Error message when calling a Plot function

Hey

I have a problem with the Plot function because I get an error message, because it seems a variable is not correctly defined while for me everything is okay. so I don't understand why R says that it is unknown or not specified.

here you are with the reprex

# To clean up the memory of your current R session run the following line
rm(list=ls(all=TRUE))

#install tidyverse and reprex
install.packages("tidyverse")
#> Installing package into 'C:/Users/walid/Documents/R/win-library/3.4'
#> (as 'lib' is unspecified)
#> package 'tidyverse' successfully unpacked and MD5 sums checked
#> 
#> The downloaded binary packages are in
#>  C:\Users\walid\AppData\Local\Temp\RtmpsN9QMt\downloaded_packages
library(reprex)

# Set your directory to the folder where you have downloaded the SKU dataset



# install readr
library(readr)

# Let's load our dataset

data <- read_delim('CO2_passenger_cars_v14.csv', "\t", escape_double = FALSE, trim_ws = TRUE)# The function read.table enables us to read flat files such as .csv files
#> Error: 'CO2_passenger_cars_v14.csv' does not exist in current working directory ('C:/Users/walid/AppData/Local/Temp/RtmpA70859').

View(data)
#> Error in as.data.frame.default(x): impossible de convertir automatiquement la classe  ""function"" en un tableau de données (data.frame)

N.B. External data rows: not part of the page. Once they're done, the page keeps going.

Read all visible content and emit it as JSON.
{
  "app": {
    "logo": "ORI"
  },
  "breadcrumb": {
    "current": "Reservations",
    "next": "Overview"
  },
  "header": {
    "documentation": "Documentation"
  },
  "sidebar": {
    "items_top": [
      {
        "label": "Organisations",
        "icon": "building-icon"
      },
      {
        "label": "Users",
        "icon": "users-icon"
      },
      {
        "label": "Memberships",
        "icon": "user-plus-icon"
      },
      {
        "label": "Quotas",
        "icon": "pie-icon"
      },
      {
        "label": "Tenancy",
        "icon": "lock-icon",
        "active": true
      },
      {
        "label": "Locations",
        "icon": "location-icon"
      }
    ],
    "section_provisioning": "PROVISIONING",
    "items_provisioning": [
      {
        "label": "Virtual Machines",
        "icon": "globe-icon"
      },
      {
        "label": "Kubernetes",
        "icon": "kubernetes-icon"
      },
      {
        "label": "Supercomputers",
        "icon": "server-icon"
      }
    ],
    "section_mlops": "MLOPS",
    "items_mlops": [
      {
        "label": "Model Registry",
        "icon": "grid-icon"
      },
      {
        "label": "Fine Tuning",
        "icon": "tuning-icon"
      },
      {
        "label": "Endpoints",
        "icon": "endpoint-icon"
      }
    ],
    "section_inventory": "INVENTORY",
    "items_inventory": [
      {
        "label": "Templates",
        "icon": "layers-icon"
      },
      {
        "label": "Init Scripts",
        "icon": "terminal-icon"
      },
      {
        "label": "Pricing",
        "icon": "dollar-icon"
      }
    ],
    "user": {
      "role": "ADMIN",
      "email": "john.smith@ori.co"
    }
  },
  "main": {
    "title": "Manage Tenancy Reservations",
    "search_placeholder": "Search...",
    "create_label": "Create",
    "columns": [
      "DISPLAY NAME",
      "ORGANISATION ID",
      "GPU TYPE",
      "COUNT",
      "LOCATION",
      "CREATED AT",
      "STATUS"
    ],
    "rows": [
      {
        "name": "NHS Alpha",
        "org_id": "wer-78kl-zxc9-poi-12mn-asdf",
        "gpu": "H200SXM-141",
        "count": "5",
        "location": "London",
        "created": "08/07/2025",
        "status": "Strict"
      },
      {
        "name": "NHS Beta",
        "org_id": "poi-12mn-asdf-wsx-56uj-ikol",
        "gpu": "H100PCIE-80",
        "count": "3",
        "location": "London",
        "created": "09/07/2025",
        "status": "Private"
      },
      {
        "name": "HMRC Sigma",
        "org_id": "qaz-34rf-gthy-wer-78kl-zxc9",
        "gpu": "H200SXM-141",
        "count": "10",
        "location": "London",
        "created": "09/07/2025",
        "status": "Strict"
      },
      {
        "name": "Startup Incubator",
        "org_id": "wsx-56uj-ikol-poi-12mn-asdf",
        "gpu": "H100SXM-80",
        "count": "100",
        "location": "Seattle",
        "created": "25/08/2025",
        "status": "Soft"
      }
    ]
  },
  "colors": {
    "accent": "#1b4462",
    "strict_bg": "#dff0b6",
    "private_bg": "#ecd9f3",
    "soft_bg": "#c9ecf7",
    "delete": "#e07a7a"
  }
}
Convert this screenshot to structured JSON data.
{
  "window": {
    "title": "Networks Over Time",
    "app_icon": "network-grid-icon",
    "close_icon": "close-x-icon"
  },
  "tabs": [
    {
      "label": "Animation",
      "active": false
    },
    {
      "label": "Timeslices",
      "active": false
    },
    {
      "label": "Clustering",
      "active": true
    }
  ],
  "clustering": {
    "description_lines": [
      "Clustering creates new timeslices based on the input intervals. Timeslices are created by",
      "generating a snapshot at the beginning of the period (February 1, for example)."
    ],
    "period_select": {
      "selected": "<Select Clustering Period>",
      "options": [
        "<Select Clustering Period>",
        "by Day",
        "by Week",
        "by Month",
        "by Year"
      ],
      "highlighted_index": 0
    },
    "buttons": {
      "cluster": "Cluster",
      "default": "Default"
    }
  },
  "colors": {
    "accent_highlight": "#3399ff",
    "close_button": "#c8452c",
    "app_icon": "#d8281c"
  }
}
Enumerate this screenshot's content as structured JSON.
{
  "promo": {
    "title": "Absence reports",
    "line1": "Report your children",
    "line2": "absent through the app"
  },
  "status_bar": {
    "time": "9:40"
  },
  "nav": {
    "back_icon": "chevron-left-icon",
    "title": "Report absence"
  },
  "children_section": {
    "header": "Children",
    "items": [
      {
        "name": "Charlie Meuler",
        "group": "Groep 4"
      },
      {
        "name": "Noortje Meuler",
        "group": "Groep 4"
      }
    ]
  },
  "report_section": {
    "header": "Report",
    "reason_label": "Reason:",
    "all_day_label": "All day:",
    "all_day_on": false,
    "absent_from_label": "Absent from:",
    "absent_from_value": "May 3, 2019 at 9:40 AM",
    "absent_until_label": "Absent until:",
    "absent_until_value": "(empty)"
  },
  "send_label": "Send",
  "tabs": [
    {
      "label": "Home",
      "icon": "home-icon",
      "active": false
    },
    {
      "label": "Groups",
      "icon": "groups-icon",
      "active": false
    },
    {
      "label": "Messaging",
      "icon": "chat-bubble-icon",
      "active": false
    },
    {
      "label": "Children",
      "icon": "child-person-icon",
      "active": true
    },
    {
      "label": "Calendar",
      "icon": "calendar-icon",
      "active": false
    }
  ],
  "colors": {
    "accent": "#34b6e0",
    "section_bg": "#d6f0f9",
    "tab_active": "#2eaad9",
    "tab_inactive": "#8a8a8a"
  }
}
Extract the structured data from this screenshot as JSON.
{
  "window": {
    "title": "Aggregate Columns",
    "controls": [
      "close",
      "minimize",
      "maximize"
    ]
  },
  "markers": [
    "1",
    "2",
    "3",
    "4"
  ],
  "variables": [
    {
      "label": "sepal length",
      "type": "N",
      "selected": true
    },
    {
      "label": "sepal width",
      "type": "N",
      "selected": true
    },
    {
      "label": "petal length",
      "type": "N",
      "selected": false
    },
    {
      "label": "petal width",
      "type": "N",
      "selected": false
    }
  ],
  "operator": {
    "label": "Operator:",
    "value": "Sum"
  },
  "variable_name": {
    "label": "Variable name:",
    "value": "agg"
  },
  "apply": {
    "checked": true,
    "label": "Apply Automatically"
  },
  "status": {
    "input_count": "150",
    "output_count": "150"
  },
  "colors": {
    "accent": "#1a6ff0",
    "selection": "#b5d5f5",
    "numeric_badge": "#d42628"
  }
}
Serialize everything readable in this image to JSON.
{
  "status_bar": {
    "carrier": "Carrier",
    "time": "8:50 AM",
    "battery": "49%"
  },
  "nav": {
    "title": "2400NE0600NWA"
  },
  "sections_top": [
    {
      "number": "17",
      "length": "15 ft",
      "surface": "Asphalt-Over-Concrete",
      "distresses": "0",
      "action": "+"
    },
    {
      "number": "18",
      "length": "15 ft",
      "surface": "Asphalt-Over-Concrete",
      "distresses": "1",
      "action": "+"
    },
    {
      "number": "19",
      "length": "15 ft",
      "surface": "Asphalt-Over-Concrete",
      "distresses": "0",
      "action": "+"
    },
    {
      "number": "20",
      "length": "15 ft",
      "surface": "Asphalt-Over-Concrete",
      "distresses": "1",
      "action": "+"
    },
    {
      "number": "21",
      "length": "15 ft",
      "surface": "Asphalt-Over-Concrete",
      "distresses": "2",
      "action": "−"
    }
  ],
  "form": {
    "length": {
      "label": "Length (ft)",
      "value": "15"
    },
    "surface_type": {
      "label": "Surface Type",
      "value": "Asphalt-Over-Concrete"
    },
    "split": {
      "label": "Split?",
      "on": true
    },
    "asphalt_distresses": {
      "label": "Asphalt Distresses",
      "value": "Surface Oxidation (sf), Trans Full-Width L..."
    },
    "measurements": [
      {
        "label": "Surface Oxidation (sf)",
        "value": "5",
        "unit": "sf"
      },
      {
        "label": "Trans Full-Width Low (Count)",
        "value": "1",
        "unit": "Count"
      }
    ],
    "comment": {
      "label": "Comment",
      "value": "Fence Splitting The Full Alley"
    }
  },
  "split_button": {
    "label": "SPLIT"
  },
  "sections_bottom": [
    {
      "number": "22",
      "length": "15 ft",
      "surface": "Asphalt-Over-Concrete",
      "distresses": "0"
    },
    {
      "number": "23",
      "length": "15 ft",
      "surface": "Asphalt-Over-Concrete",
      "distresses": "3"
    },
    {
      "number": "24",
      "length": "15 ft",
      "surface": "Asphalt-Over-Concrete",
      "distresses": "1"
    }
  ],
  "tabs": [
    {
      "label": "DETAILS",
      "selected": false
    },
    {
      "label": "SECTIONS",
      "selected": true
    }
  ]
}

# Now let's have a look at our variables and see some summary statistics
class(data)
#> [1] "function"
dim(data)
#> NULL
str(data) # The str() function shows the structure of your dataset and details the type of variables that it contains
#> function (..., list = character(), package = NULL, lib.loc = NULL, 
#>     verbose = getOption("verbose"), envir = .GlobalEnv)
summary(data) # The summary() function provides for each variable in your dataset the minimum, mean, maximum and quartiles
#> Error in object[[i]]: objet de type 'closure' non indiçable
names(data)
#> NULL

#Choice of the explanatory variables for the regression
data <- data[,c("id", "MS", "Mk", "Cn", "r", "e (g/km)", "m (kg)", "Ft", "ec (cm3)", "ep (KW)")]
#> Error in data[, c("id", "MS", "Mk", "Cn", "r", "e (g/km)", "m (kg)", "Ft", : objet de type 'closure' non indiçable
View(data)
#> Error in as.data.frame.default(x): impossible de convertir automatiquement la classe  ""function"" en un tableau de données (data.frame)

#Column names
names(data) <- c("Id", "MemberState", "Manufacturor", "BrandName", "TotalNewRegistration", "CO2Emission(g/km)", "Weight(kg)", "FuelType", "EngineCapacity(cm3)", "EnginePower(KW)")
#> Error in names(data) <- c("Id", "MemberState", "Manufacturor", "BrandName", : names() appliqué à un object autre qu'un vecteur


#Remove NA rows
data_NA_Free <- na.omit(data)

summary(data_NA_Free)
#> Error in object[[i]]: objet de type 'closure' non indiçable

# Let's plot our data to see if we can identify groups visually 
plot(data_NA_Free$MemberState, data_NA_Free$CO2Emission(g/km), main = "Emission per country", xlab = "Country Name", ylab = "CO2 Emission")
#> Error in data_NA_Free$MemberState: objet de type 'closure' non indiçable

Created on 2018-04-09 by the reprex package (v0.2.0).

you can find a sample of the data. at
https://www.dropbox.com/s/err4xn5usrb6ngl/data_sample.csv?dl=0

thanks for your help
walid

1 Like

Hi Walid --

loading data

Firstly, that data_sample you provided is a comma separated variable file. If you open it with a text editor, you'll notice values are all separated by commas.
Heres a little sample:

"","Id","MemberState","Manufacturor","BrandName","TotalNewRegistration","CO2Emission(g/km)","Weight(kg)","FuelType","EngineCapacity(cm3)","EnginePower(KW)"
"1",174754,"DK","Mercedes-Benz","V-Klasse",3,158,2145,"Diesel",2143,140
"2",174755,"DK","Mercedes-Benz","Vito Tourer",5,158,1985,"Diesel",2143,100
"3",174756,"DK","Mercedes-Benz","V-Klasse",2,158,2170,"Diesel",2143,140

Your read_delim argument has delim = "\t", which is for a tab deliminated file.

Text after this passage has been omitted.